Au début Nathan se présente comme un homme au mitan de sa vie. Journaliste intermittent, il subit sans se plaindre une période de chômage. Son épouse Sylvia travaille et sa merveilleuse belle-mère Gaby vit avec eux depuis son récent veuvage. Il en est ravi car il adore sa belle-mère, poétesse locale dont il ne rate aucune lecture publique. Nathan fait lit à part avec son épouse qu’il gratifie d’un « cunnilingus pour son anniversaire » suite à un souci érectile. Nathan nous explique tout cela sans aucun affect. L’air de rien. Il semble surtout passionné par la réapparition d’une femme perdue dans les bois. Son ancien rédacteur en chef le contacte pour qu’il enquête. Pourquoi pas ? D’autant que la femme perdue est aussi la femme à tout faire du député local qui lorgne sur les terres de sa belle-mère pour mener à bien un projet immobilier.

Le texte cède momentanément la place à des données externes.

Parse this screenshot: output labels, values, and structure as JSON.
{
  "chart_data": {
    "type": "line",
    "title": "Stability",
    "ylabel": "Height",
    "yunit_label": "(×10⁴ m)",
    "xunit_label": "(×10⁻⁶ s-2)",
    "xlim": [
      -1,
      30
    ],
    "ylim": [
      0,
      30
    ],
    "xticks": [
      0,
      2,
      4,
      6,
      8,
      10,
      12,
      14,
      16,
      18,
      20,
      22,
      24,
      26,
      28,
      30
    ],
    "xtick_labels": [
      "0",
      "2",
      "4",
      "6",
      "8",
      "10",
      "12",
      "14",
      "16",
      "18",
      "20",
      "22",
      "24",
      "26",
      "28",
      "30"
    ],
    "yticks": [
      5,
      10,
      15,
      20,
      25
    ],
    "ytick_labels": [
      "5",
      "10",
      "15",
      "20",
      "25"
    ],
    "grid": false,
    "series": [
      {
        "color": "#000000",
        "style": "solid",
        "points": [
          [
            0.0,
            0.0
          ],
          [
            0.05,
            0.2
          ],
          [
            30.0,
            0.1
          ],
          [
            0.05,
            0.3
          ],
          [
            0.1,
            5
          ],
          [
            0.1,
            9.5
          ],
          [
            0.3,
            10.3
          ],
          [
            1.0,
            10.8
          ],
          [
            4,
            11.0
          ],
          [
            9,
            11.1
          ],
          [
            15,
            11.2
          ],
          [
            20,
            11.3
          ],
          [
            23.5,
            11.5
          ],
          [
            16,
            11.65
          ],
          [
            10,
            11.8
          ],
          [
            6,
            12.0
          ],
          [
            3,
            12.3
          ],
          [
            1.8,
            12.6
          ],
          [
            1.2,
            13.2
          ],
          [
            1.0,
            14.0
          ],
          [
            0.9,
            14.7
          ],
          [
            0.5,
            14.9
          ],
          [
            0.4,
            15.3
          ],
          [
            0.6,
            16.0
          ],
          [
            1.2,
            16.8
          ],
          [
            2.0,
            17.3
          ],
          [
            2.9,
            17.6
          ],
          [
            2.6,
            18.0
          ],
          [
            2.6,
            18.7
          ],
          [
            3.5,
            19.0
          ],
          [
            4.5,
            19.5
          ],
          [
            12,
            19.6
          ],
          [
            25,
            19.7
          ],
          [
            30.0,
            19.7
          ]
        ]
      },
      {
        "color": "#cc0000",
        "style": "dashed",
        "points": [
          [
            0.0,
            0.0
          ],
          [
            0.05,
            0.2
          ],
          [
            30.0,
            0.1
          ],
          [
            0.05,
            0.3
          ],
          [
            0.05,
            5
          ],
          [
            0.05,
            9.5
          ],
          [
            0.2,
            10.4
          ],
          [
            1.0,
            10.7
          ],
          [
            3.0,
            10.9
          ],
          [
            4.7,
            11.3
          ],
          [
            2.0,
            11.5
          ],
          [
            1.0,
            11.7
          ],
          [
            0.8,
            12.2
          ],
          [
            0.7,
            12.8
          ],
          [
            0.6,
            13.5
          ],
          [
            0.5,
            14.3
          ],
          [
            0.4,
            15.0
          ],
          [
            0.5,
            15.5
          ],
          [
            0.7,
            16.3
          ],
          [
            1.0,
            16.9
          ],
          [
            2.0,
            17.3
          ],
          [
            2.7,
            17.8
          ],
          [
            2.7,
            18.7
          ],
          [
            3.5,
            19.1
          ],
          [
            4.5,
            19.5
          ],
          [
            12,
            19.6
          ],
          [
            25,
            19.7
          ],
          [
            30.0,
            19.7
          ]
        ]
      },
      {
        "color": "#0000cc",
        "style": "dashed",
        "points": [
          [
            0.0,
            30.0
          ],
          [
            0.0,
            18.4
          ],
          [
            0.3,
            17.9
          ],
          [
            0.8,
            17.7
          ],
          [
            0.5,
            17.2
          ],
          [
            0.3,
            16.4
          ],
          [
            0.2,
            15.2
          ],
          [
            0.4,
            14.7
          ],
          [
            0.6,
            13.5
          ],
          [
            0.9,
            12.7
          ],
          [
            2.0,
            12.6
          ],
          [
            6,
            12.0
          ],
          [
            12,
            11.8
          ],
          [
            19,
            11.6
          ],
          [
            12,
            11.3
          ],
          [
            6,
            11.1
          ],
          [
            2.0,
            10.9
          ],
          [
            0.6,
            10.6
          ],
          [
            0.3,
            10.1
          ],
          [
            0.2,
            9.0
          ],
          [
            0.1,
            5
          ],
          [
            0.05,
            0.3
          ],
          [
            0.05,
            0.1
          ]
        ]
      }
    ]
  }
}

Philippe Djian veut nous faire croire qu’il se laisse guider par un personnage falot qui lui-même fait tout pour rendre service. Un gentil, trop gentil.
Des phrases courtes, de nombreux dialogues, aucune introspection… Nathan se présente comme un livre ouvert. Mais Djian glisse çà et là quelques incongruités qui finissent par titiller le lecteur. Qu’est-ce donc que cet étrange oiseau de feu qui apparaît et disparaît dans le jardin ? Sans compter... les accidents plus ou moins mortels qui frappent bon nombre de connaissances du trio Nathan, Sylvia et Gaby.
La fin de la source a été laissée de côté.